KSYV
- Solvang, California; United States;
- Broadcast area: Santa Maria—Lompoc, California
- Frequency: 96.7 MHz
- Branding: KCLU Santa Ynez Valley

Programming
- Format: Public Radio

Ownership
- Owner: California Lutheran University
- Sister stations: KCLM, KCLU, KCLU-FM

History
- First air date: September 20, 1982
- Call sign meaning: Santa Ynez Valley

Technical information
- Licensing authority: FCC
- Facility ID: 51185
- Class: A
- ERP: 420 watts
- HAAT: 371 meters (1,217 ft)
- Transmitter coordinates: 34°41′27.9″N 120°16′1.5″W﻿ / ﻿34.691083°N 120.267083°W

Links
- Public license information: Public file; LMS;
- Website: kclu.org

= KSYV =

KSYV (96.7 FM) is a non-commercial radio station licensed to Solvang, California, United States, and broadcasts to the Santa Maria-Lompoc, California area.

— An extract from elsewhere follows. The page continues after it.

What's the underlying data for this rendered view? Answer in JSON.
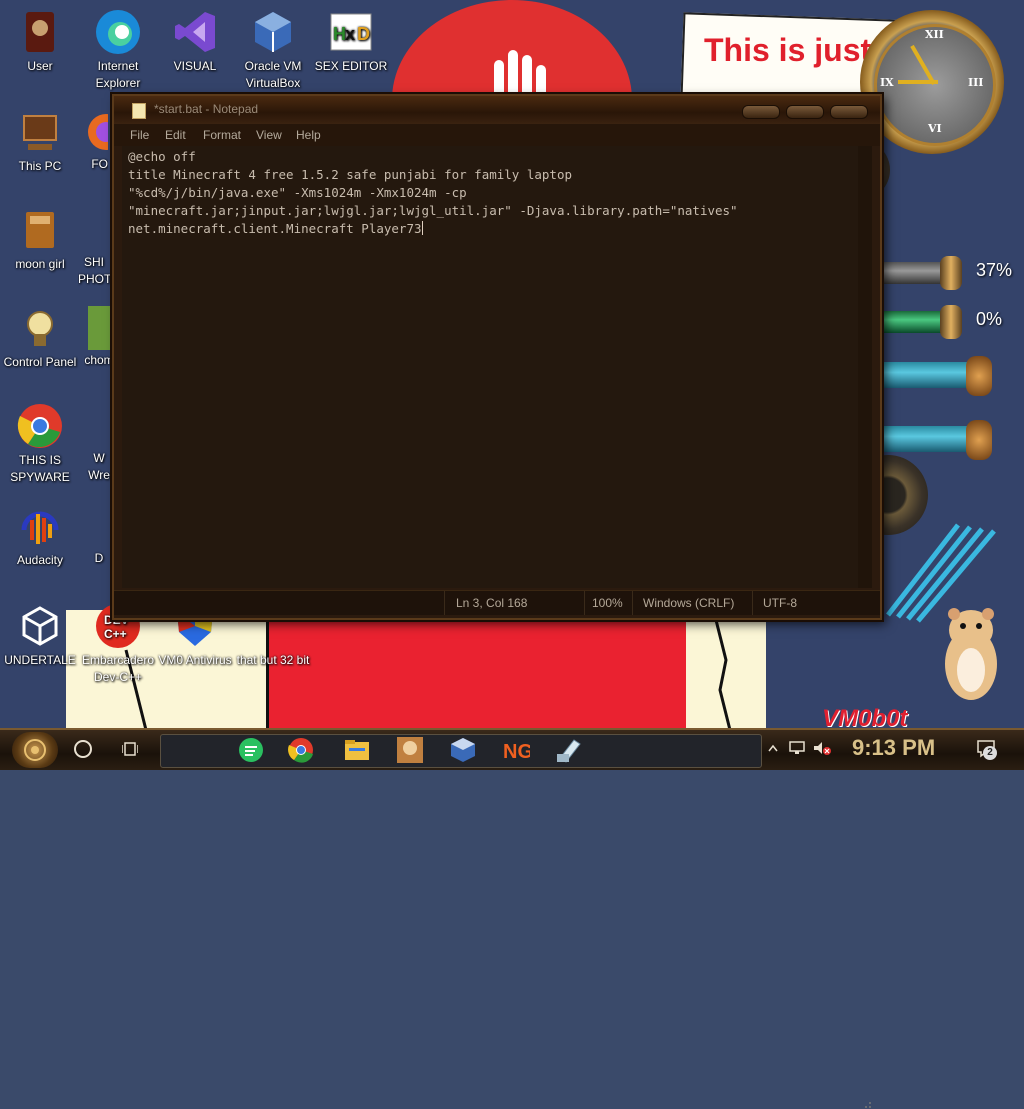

The station is owned by California Lutheran University and airs a public radio format. KSYV features programming from NPR.

==History==
KSYV first signed on September 20, 1982 with a middle of the road music format. In 2001, original owner Pacific Coast Broadcasting Company sold KSYV to Knight Broadcasting Inc. for $655,000. At the time of the sale, the station broadcast an adult contemporary music format.